Dans l’ombre du Collège présidentiel de Gbadolite, une tragédie silencieuse se joue depuis huit mois. Les 115 détenus de la prison centrale survivent sans ration alimentaire régulière, entassés dans des cellules où l’air semble se raréfier. « Comment expliquer qu’en 2024, des hommes soient condamnés à une double peine : judiciaire et humanitaire ? », interroge un observateur local sous couvert d’anonymat.
Dido Asanga, directeur de l’établissement, décrit une situation « hors de contrôle » : « Nos appels restent sans réponse depuis octobre dernier.
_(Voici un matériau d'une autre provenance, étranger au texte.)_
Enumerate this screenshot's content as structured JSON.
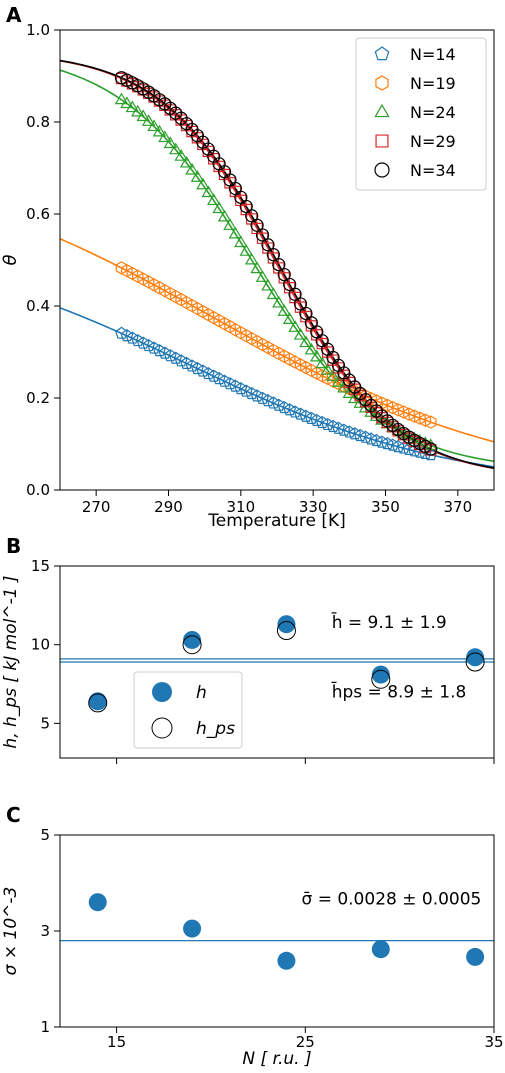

Les fournisseurs refusent toute livraison sans paiement des arriérés. » La dette carcérale s’accumule, creusant un fossé entre l’administration pénitentiaire et les commerçants locaux.
Parmi les détenus, 29 condamnés partagent le même sort que les prévenus. « La faim devient un troisième geôlier », témoigne un proche de détenu joint par téléphone. Les familles tentent de combler le déficit alimentaire, mais la précarité économique de la province du Nord-Ubangi transforme chaque colis en sacrifice.
Cette crise met en lumière un système carcéral congolais à bout de souffle. « Les prisons de Kananga et de Mbuji-Mayi font face à des défis similaires », rappelle un rapport récent de la Commission nationale des droits de l’homme. À Gbadolite, la promiscuité atteint des niveaux critiques dans des infrastructures conçues pour moitié moins de prisonniers.
Les conséquences sanitaires inquiètent les rares ONG présentes dans la région. « Sans nourriture appropriée, les traitements médicaux perdent leur efficacité », alerte un médecin requérant l’anonymat. Le spectre des épidémies plane sur des corps affaiblis par les carences nutritionnelles.
En filigrane de cette urgence humanitaire se pose une question cruciale : quelle réforme pour les prisons congolaises ? Le cas de Gbadolite illustre l’engrenage infernal entre budgets insuffisants, gestion opaque et abandon des droits fondamentaux. « Les détenus restent des citoyens », rappelle Dido Asanga, dont le SOS résonne comme un test pour l’État de droit.
Alors que les autorités provinciales promettent une « solution rapide », les acteurs de la société civile dénoncent un « abandon systémique ». Cette crise alimentaire carcérale interroge la capacité de la RDC à respecter ses engagements internationaux en matière de traitement des détenus. Dans l’attente d’une réponse concrète, chaque jour supplémentaire sans ration creuse un peu plus le fossé entre justice et dignité humaine.